I'm always looking for a way to get my kids to eat veggies. Especially since I'm a vegetarian, and my kids are meat eaters. I have to say, my whole family loved this dish. It was fantastic. The kids had chicken nuggets with there's but otherwise it was a huge hit. Even my meatatarian mother said she wanted the recipe. I will make this again for sure.

Debbie - 2012-05-14 22:40:16

So glad this was here...My MOM STOLE my recipe right out of the magazine! Never leave a good recipe just laying around!

Suzy Murdoch - 2012-05-12 23:34:56

Does the egg really need to be in this? I try and avoid eggs as much as possible and I want to make this recipe. Does anyone know if it is a "must need" in this recipe?

Sarah - 2012-04-30 18:15:52

My husband (whose recipe list before I met him consisted of PB&J, George Forman chicken with american cheese and cheetos, and now a very happy vegetarian!) gobbled this cauliflower mac & cheese up quicker than you can say "what in the heck is nutritional yeast?!" I substitute milk for soymilk (sweeter and thicker), I don't use nearly that much shredded cheese and I like to use just a little bit of parmesan for big flavor.

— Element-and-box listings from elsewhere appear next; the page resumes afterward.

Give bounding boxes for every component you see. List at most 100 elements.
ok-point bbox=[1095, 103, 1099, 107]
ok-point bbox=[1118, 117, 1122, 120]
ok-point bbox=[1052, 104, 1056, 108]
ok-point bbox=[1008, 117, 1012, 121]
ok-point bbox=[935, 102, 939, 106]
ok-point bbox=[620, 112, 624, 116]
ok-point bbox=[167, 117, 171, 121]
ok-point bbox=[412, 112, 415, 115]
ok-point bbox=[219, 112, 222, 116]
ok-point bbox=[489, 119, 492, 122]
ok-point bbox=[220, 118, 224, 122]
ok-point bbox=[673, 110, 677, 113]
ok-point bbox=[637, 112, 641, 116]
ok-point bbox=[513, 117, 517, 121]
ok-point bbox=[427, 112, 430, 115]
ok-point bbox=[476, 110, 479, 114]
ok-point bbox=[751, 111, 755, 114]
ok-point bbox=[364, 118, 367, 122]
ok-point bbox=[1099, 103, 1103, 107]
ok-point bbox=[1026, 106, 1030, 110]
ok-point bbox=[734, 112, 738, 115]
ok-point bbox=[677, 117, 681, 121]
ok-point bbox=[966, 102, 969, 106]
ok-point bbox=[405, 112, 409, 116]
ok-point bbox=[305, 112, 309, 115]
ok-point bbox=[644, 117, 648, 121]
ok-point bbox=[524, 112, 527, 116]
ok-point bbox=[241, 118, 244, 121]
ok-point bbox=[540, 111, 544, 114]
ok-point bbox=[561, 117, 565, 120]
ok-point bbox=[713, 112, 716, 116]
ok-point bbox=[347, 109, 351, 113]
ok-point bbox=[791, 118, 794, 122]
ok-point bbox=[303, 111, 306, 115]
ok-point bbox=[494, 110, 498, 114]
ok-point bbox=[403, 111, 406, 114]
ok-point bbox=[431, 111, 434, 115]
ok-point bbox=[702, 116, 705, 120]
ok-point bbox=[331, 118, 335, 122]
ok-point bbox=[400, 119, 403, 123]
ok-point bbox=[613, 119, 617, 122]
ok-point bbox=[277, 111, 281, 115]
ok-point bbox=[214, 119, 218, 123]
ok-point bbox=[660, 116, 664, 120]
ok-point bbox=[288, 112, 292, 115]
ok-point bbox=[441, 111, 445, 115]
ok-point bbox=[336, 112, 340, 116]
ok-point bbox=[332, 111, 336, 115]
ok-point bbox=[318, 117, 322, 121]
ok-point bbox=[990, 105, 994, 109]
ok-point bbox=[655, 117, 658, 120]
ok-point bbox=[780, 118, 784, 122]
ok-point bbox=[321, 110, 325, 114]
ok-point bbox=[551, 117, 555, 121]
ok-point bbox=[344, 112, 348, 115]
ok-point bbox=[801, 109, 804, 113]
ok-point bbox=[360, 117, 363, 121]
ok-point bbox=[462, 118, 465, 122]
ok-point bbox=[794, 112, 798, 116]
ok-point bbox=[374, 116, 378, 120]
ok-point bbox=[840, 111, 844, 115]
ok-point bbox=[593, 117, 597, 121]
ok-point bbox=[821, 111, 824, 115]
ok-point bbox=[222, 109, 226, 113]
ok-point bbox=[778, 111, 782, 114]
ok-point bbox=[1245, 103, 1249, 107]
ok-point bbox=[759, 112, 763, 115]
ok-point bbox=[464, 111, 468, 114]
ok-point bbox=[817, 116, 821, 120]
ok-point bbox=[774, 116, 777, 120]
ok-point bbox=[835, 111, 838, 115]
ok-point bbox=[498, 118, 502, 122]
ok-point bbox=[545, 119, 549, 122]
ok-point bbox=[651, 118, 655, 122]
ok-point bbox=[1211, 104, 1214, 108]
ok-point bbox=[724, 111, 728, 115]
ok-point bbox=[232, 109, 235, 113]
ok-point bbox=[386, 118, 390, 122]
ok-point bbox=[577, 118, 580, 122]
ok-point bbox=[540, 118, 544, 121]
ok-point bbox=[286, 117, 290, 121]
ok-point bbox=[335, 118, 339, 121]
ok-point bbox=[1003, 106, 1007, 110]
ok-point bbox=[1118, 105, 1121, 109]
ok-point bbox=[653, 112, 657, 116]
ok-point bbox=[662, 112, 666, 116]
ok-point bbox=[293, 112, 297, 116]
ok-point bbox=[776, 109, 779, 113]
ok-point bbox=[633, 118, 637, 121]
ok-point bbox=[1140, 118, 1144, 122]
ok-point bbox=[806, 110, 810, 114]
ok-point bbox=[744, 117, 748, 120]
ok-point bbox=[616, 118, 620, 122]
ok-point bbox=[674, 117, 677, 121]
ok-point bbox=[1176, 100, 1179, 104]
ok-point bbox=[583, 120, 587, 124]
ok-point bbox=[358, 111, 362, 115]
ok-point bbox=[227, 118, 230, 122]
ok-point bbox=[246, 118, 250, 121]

I love this recipe so much, I use the cheese sauce recipe on everything; pan-browned mushrooms, or drizzled (more like dumped) over a bed of wilted kale... my hands...

Julia - 2012-04-25 16:29:23

Power Points 7 per serving

Alita Page - 2012-04-25 04:03:28

Lauren, I prefer it even more reheated so I make extra. :) I also add about a tsp of stone ground mustard to the sauce. I have left off breadcrumbs for my gluten free friends.

Cassie - 2012-04-23 20:23:17

Oh how I have missed mac'n'cheese!!! This is a MUST TRY!!!

Kristie - 2012-04-22 02:25:31

This was delicious. We didnt have as much cauliflower as was called for, so we added some gluten free noodles as well. Everyone had second helpings

Amy Galvis - 2012-04-18 17:26:30

Nutritional yeast is hard to come by in this area, so I used my substitution bible and it suggested using Parmesan. It tasted great. We didn't have fresh bread in the house so I used Panko breadcrumbs for the top and soymilk in place of cow's milk. Made a great side dish with green beans and a veggie burger!

Kristen - 2012-04-10 13:22:03

Really tasty!!!!

Debbie Collarin - 2012-04-09 20:42:11

Very good! Added some noodles too and everyone liked it.

Kate - 2012-04-07 22:28:28

I made this once and it was delicious. Does anyone know how well this keeps if made a day ahead and then reheated?

Lauren Frost - 2012-04-06 02:37:07

I added red bell pepper for color but otherwise made as written. Very delicious! I've never cooked with nutritional yeast. Served it with meatloaf which complimented it well.